Apparently, the traditional 10-year anniversary gift is tin. I looked it up, and I have to admit this was somewhat anticlimactic (I was expecting a bronze or myrrh situation at least). It's hard to conceptualise what an immensely significant milestone this ten years is for an organisation. I can explain how long ago ten years is, though: Miley Cyrus’ “Wrecking Ball” was streaming at the top of the Billboard charts at the time. That feels like a time when we were all very different people.
OpenUp began, really, as a scrappy little working group that morphed into an organisation. Adi Eyal and I first met at an Open Knowledge Foundation meetup, and started collaborating on all manner of transparency and information things.
And Adi was already working with Jason Norwood-Young. We established a working group called the Open Data & Democracy Initiative to try and coalesce what we saw as people with shared interests in transparency and open data. Eventually, though, we realised volunteers will only ever get you so far - and the three of us became the founding members of OpenUp (which was then called Code for South Africa). You can read a bit more about our history here, but I think it is worth highlighting how our very foundations were rooted in shared values, and kinship. And so began the journey: driven by our wonderful former Executive Director, Adi Eyal.
In our ten years, we have done some amazing things; and it's all been to empower people and government, through data, technology and innovative-thinking, to become active agents in creating positive social change. We spearheaded the collaborative development of Vulekamali, which remains a key component of South Africa’s essential open data infrastructure (and stay tuned for exciting developments still to come on where we’ll be taking Munimoney!). We have over 16 active tools just within our Citizen Engagement Programme (CEP), and an additional 9 active Wazimap profiles - which is becoming an incredible product for simple data interpretation. In only the last 3 months of 2023, a combination of just 18 of these tools had seen around 400 000 users, and almost 3, 2 million events.
But the number of users may not always be sufficient for understanding the true scale of the impact of our work: our National Lotteries tool was built in collaboration with Raymond Joseph, who used it to drive his concerted investigations into fraud in our National Lotteries Board. This reporting not only won him the Taco Kuiper Award for Investigative Journalism, but also directly contributed to the Special Investigating Unit launching an investigation into the Board - which has resulted in a preservation order recovering millions of rands.

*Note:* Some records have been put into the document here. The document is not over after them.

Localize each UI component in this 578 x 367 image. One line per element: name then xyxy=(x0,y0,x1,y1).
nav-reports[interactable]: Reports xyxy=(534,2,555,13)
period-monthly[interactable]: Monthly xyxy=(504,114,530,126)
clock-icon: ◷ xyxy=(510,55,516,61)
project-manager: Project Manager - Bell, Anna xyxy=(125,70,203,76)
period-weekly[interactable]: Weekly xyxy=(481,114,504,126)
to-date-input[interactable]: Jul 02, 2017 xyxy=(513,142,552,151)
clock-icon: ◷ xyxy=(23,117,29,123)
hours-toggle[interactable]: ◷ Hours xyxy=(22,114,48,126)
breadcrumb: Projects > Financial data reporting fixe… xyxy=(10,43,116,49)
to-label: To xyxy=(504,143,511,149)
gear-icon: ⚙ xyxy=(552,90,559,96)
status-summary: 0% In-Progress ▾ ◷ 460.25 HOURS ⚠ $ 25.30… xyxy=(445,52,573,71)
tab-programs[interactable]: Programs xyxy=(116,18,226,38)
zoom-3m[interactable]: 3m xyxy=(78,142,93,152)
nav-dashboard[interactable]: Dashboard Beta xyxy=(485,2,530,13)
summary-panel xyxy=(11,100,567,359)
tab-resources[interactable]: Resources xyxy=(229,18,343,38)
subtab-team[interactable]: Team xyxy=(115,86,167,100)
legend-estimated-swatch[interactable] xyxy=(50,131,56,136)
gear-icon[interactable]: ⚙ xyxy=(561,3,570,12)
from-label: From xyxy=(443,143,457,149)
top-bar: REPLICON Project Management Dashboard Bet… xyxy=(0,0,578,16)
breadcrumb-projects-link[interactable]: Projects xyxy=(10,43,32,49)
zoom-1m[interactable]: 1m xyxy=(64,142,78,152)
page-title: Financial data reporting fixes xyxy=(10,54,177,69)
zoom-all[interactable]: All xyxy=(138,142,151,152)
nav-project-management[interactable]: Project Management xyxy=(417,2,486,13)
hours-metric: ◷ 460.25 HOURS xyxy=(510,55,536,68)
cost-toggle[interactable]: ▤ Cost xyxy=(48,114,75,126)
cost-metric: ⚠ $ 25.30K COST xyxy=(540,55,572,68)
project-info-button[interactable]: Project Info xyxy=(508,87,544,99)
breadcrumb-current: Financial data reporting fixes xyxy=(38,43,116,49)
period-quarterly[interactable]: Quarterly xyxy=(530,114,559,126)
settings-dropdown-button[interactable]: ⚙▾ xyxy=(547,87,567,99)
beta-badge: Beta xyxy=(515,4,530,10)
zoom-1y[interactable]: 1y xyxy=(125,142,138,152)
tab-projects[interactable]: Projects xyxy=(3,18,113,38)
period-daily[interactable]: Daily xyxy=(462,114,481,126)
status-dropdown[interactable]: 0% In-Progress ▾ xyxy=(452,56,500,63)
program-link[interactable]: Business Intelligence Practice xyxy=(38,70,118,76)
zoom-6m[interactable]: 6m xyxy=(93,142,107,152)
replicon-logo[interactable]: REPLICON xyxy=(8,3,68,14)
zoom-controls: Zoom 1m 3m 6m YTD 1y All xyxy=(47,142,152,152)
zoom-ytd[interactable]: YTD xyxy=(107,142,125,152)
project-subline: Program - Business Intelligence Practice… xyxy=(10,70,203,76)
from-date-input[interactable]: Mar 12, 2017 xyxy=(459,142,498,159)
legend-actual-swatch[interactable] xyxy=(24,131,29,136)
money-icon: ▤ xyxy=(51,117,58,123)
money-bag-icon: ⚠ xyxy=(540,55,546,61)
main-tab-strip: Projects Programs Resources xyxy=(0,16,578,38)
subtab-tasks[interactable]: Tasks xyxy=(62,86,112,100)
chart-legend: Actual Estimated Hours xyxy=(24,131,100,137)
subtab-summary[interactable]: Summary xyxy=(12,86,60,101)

And we work constructively across actors; our CEP has also launched 7 collaborative local government tools directly in collaboration with Municipalities since 2018, and hosted 62 in-community CEP events which have driven capacity-building for over 2000 direct beneficiaries. We also contribute directly to the data and knowledge pool for South Africa, with 196 Github repositories. We have multiple APIs on data products, which are actively used by civil society and the private sector - consider just the Vulekamali open data store, which hosts over 2400 datasets, or Munimoney’s API, which provides access to over 78 384 572 “facts”!
But we define our success just as much from the success within our team, as much as through our outputs. OpenUp has a decades long history of amazing employees, and amazing associates. A decade gives you a real opportunity to witness growth: we’ve seen many staff buy first houses, have children (including mine), get married and simply get happy. We have been able to touch so many lives, and OpenUp is an amalgam of thousands and thousands wonderful interpersonal experiences.
It hasn’t all been roses and cuddles though. We have been through several pivots - downsizing and upsizing, not always comfortably. We should have expected this though. Discussing developmental milestones Aliza Pressman, PhD explained: "Ten-year-olds are emerging adolescents. Their bodies and brains are going through these tremendous changes." So true. I have been constructing a “Project Graveyard” for us recently of all our failed and abandoned projects (which we will share with the world soon), and I must admit, it delights me. It delights me to see how hard we try. It delights to see how quickly we learn, as well. It's a testament to our courage, and our creativity - to traits which are really core to the OpenUp spirit.
As we look to our future, I am so excited for us. We have spent the last two years reflecting on our skills and our rich value add to a world which needs all the help it can get, and we are taking some real and brave steps to centring these values better. And there’s more good news to turning 10: 10 years old is the legal working age in Bolivia. We’re only just getting started.